Il y a quelques jours, un ami passé par ce blog et lisant mes billets à propos de Lime Commerce, s’est alerté du fait que je dévoile sur ce site la substantifique moelle de notre projet. Avec une idée si extraordinairement géniale (ok, ok, j’avoue, je brode un peu :)), n’avais-je pas peur d’attirer quelques vautours sans vergogne prêts à me la voler ?

Lors de ma formation à Centrale Entrepreneurs, la question est souvent revenue sur le tapis. Notamment lors du grand oral de fin d’année.

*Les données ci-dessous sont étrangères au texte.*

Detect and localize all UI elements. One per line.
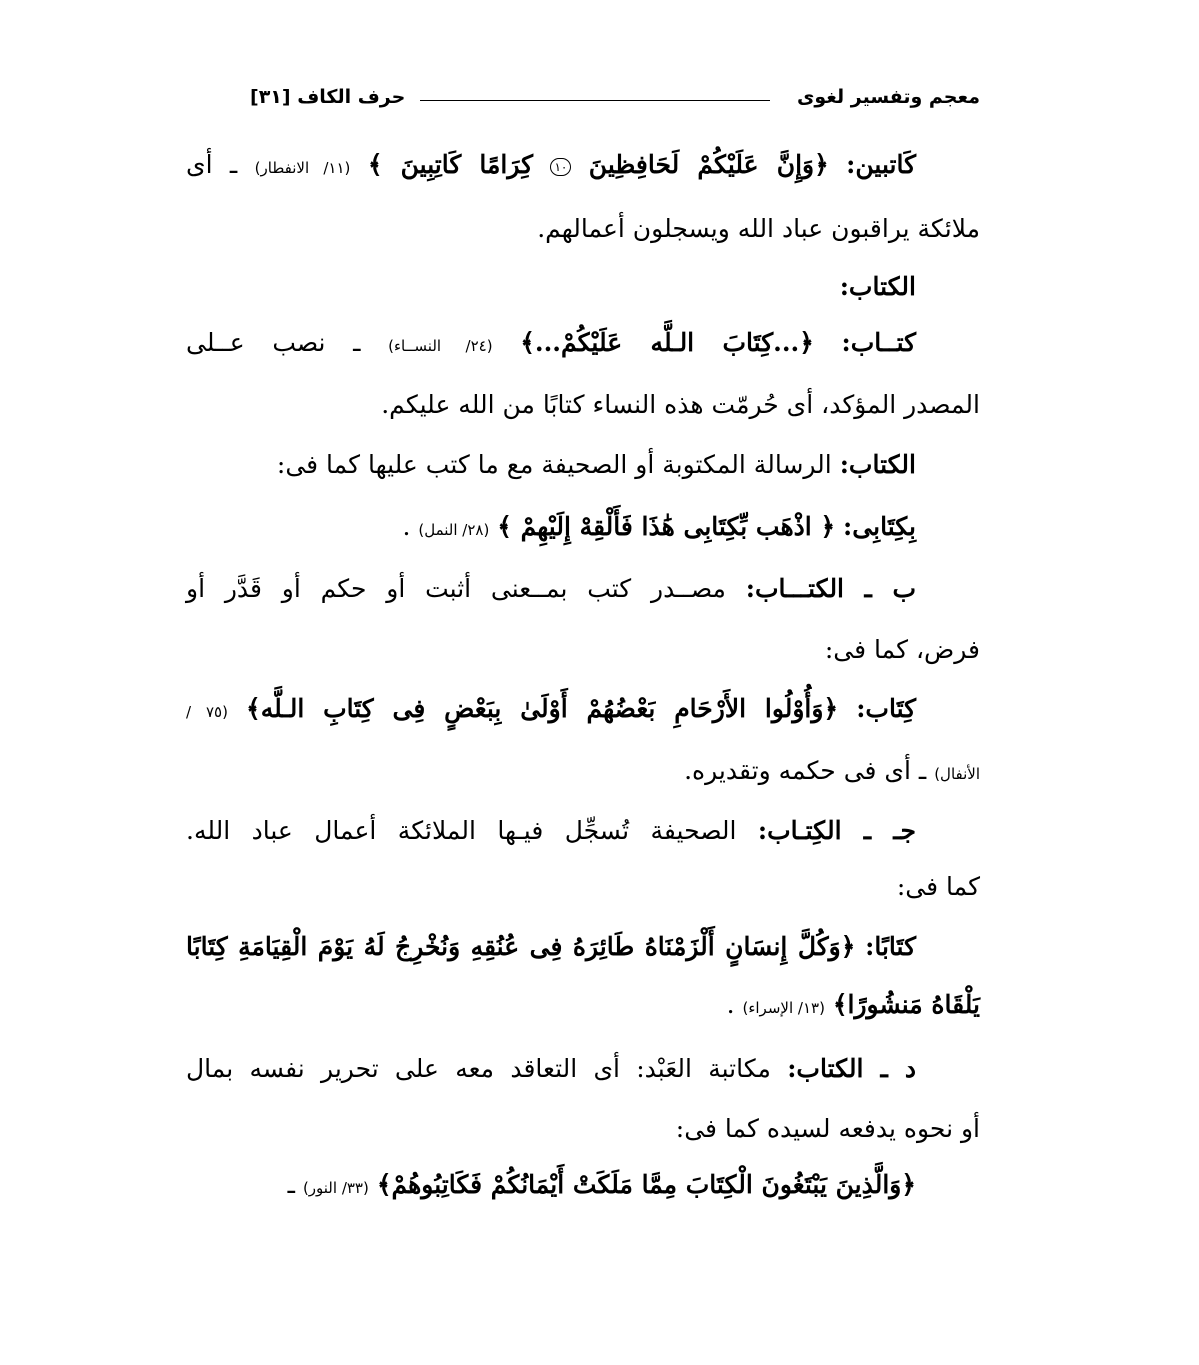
verse-reference: (٧٥ / (186, 703, 228, 721)
entry-label: د ـ الكتاب: (787, 1054, 916, 1083)
entry-kitab-b-line-1 (186, 574, 980, 604)
document-page (186, 78, 980, 1199)
quran-verse: ﴿وَكُلَّ إِنسَانٍ أَلْزَمْنَاهُ طَائِرَهُ فِى عُنُقِهِ وَنُخْرِجُ لَهُ يَوْمَ الْقِيَامَةِ كِتَابًا (186, 932, 856, 961)
page-header (250, 78, 980, 114)
quran-verse: ﴿وَأُوْلُوا الأَرْحَامِ بَعْضُهُمْ أَوْلَىٰ بِبَعْضٍ فِى كِتَابِ الـلَّه﴾ (246, 694, 839, 723)
entry-kitab3-line-1 (186, 694, 980, 727)
quran-verse: كِرَامًا كَاتِبِينَ ﴾ (367, 150, 534, 179)
entry-katibin-line-2: ملائكة يراقبون عباد الله ويسجلون أعمالهم. (537, 214, 980, 243)
entry-label: جـ ـ الكِتـاب: (757, 816, 916, 845)
verse-reference: (٣٣/ النور) (302, 1179, 369, 1197)
entry-kitab2 (186, 450, 980, 480)
quran-verse: ﴿وَإِنَّ عَلَيْكُمْ لَحَافِظِينَ (588, 150, 829, 179)
page-number: حرف الكاف [٣١] (250, 86, 406, 108)
entry-label: كِتَاب: (856, 694, 917, 723)
entry-kitab-line-2: المصدر المؤكد، أى حُرمّت هذه النساء كتابًا من الله عليكم. (381, 390, 980, 419)
entry-label: ب ـ الكتـــاب: (745, 574, 916, 603)
entry-kitab-line-1 (186, 328, 980, 361)
entry-bikitabi (186, 512, 980, 545)
quran-verse: ﴿ اذْهَب بِّكِتَابِى هَٰذَا فَأَلْقِهْ إِلَيْهِمْ ﴾ (497, 512, 836, 541)
entry-kitab-b-line-2: فرض، كما فى: (824, 635, 980, 664)
book-title: معجم وتفسير لغوى (796, 86, 980, 108)
quran-verse: ﴿...كِتَابَ الـلَّه عَلَيْكُمْ...﴾ (520, 328, 814, 357)
verse-reference: (١٣/ الإسراء) (742, 999, 825, 1017)
entry-kitab-d-line-1 (186, 1054, 980, 1084)
entry-kitaban-line-1 (186, 932, 980, 962)
entry-kitab-j-line-1 (186, 816, 980, 846)
text: ـ أى (186, 150, 238, 179)
section-heading: الكتاب: (839, 272, 916, 301)
entry-kitab-d-line-2: أو نحوه يدفعه لسيده كما فى: (675, 1114, 980, 1143)
text: ـ نصب عــلى (186, 328, 361, 357)
entry-kitab-j-line-2: كما فى: (896, 872, 980, 901)
text: . (726, 990, 735, 1019)
text: الرسالة المكتوبة أو الصحيفة مع ما كتب عليها كما فى: (276, 450, 832, 479)
verse-number: ١٠ (550, 158, 571, 176)
quran-verse: يَلْقَاهُ مَنشُورًا﴾ (832, 990, 980, 1019)
entry-kitaban-line-2 (250, 990, 980, 1023)
verse-reference: الأنفال) (934, 765, 980, 783)
entry-label: بِكِتَابِى: (843, 512, 916, 541)
verse-reference: (٢٨/ النمل) (418, 521, 490, 539)
entry-katibin-line-1 (186, 150, 980, 183)
header-rule (420, 100, 770, 101)
text: . (402, 512, 411, 541)
entry-label: الكتاب: (839, 450, 916, 479)
verse-reference: (١١/ الانفطار) (254, 159, 351, 177)
text: مكاتبة العَبْد: أى التعاقد معه على تحرير نفسه بمال (186, 1054, 771, 1083)
text: الصحيفة تُسجِّل فيـها الملائكة أعمال عباد الله. (186, 816, 737, 845)
text: ـ (287, 1170, 295, 1199)
verse-reference: (٢٤/ النســاء) (388, 337, 493, 355)
text: ـ أى فى حكمه وتقديره. (684, 756, 927, 785)
entry-label: كتَابًا: (865, 932, 916, 961)
entry-kitab3-line-2 (250, 756, 980, 789)
entry-label: كتــاب: (841, 328, 917, 357)
quran-verse: ﴿وَالَّذِينَ يَبْتَغُونَ الْكِتَابَ مِمَّا مَلَكَتْ أَيْمَانُكُمْ فَكَاتِبُوهُمْ﴾ (376, 1170, 916, 1199)
entry-final-verse (186, 1170, 980, 1203)
entry-label: كَاتبين: (846, 150, 916, 179)
text: مصــدر كتب بمــعنى أثبت أو حكم أو قَدَّر أو (186, 574, 726, 603)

C’était encore l’époque dorée des startups, et sur les bancs de l’amphi prenaient place capitaux risqueurs et stars de ce que l’on pourrait appeler le Web 1.0 (par exemple Alexandre Roos, le fondateur de Caramail).

La question tarabustait les baby-entrepreneurs que nous étions : fallait-il tout dire sur nos projets ? ou fallait-il en dire juste assez pour intéresser, mais pas suffisamment pour risquer de se faire doubler par quelqu’un qui aurait été séduit par notre idée/concept.

J’ai toujours été tenant d’une certaine transparence.

Certes, un chef d’entreprise, et spécialement dans le secteur en perpétuelle ébullition des nouvelles technologies, a toujours tendance à penser qu’il vient d’avoir l’idée du siècle. Et heureusement, car c’est ce qui le fera avancer. Si vous ne croyez pas dans votre propre produit, il vaut mieux descendre du train avant qu’il n’ait pris trop de vitesse. Mais le risque de se faire piquer une idée est à mon avis largement compensé par les avantages que vous aurez à parler de votre projet à votre entourage, à vos amis, et à vos contacts professionnels. Les moyens de communication actuels vous permettront même de présenter votre projet à des communautés entières.

Vous recueillerez ainsi des conseils, des avis qui vous amèneront peut-être à modifier certains aspects de votre projet. Voire même à l’abandonner purement et simplement, car vous identifierez, grâce à ces discussions, des écueils infranchissables.

Cela vous forcera également à savoir présenter votre projet, en quelques secondes (le fameux Elevator Pitch) ou en quelques minutes, lors de discussions informelles. Vous serez ainsi amené à synthétiser et structurer votre projet, pour n’en garder que l’essentiel.

Et si vous n’êtes toujours pas tranquille à l’idée de dévoiler votre projet ré-vo-lu-tion-naire, dites vous bien que les plus gros que vous auront souvent plus d’intérêt à vous laisser vous lancer, à vous laisser prendre les risques et défricher le terrain, quitte à venir vous courtiser si au final votre démarche est couronnée de succès.